言語と社会の関係
・社会言語能力…言語を数学のような理論で解釈しようとする。
・言語人類学…言葉を通して文化を読み解こうとする学問。
・フィールドワーク…文献調査や聞き取り調査、アンケート調査等、客観的な成果を挙げるための調査技法。
・サピア=ウォーフの仮説…サピアさんとウォーフさん共同の仮説。『言葉が通じるのはその言語を使用するコミュニティーに共通の価値観や行動理念があるからであり、単に意味と機能の解釈だけでは、使用できず、文化コードを理解していなければならない』という考えです。
→例:夫「お~い、お茶」妻「は~い」という場面。
共通の価値観/文化コード…「お茶を持ってきてください」といわなくても「お茶」だけで、妻は夫が何を望んでいるかがわかる。
この価値観を共有していないと、「お茶」が何なのか、何をどうすればいいのか、わからない。

・言語接触:異なる2つの言語が1つの社会で接触したら、どうなりますか?
→バイリンガルが出現します。
・バイリンガル…2言語の使用能力があることですが、その双方の元下の使用能力は一般的に同じではない。

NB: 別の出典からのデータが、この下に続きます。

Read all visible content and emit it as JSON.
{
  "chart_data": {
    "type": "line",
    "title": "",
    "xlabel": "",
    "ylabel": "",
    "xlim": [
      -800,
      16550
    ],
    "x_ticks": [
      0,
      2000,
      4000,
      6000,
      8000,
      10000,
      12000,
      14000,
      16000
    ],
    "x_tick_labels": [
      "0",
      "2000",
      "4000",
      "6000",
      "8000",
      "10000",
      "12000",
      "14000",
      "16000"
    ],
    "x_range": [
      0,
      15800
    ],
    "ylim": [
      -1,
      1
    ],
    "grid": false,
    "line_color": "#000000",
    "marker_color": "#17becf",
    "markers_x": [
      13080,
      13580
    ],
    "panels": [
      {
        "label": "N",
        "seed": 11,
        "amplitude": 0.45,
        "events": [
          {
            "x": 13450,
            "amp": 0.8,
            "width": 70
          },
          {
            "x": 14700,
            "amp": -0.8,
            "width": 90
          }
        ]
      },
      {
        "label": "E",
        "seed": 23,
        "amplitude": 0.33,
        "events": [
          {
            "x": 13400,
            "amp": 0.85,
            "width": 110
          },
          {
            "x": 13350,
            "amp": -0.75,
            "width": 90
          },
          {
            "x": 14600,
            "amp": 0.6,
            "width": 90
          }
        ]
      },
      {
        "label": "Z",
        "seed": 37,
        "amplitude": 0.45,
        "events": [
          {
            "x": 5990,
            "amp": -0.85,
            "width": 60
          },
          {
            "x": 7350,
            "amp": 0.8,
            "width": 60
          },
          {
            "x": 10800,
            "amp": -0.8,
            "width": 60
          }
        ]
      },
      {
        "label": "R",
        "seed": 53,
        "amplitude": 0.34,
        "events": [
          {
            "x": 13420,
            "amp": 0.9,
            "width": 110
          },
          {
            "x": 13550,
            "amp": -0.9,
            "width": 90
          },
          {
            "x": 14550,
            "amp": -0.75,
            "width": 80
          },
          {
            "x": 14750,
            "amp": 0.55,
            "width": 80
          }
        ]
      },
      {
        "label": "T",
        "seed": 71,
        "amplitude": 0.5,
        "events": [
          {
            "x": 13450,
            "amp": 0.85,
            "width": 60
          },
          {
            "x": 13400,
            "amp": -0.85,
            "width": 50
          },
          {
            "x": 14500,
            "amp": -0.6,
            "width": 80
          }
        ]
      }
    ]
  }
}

→一人の人が2つの言語を使用するとき、公的な場で使われるのを『高位言語(H言語)』、私的な場で使われるのを『低位言語(L言語)』といいます。
・ダイグロシア…2つの言語(言語変種)を使い分ける状態。
・言語消滅…日本語との接触によって、アイヌ語が衰退してしまったという例がある。方言を使用する人口も減ってきているという例もある。
・ピジン言語…『複数の異なる言語を使用する集団がコミュニケーションをとるために、一方の、あるいは双方の言語や音声や文法を著しく単純化させた表現が、ある程度規則化されて使用されるようになった時の言語。
・クレオール…ピジン言語が母語となったとき。通称や植民地支配に伴って発生する場合が多い。
・言語計画…国家の統一を強化するための計画
 ①席次計画…どんな言語を国家・地域の元として選択するか。
 ②実態計画…決定した言語について、基準となる発音、語彙、文字表記、正書法などを計画する。
 ③普及計画…公用語・国家後とを教育現場などで普及させるための計画。
→考え方は、「ものづくり」と同じですね。
 ①何を作るか
 ②どうやって作るか、必要な材料はどうするか
 ③どうやったら沢山の人に使ってもらえるだろうか。
・簡略化言語
 ・フォリナートーク…母語話者と非母語話者との接触場面で使用
 ・ベビートーク…赤ちゃんに語りかける
 ・ティーチャートーク…母語話者教師が学習者に使う
   *学習者の言語習得を助けるために行われるので、ほかの簡略化言語と違うので、気をつけます。
    ①文法的に正しい文を話す。
    ②未習語は使用しない。(要注意です)
    ③新しい言葉を説明するときには、既に学習した語彙を用いて説明する。(結構難しい)
    ④発話のスピードを一定にする。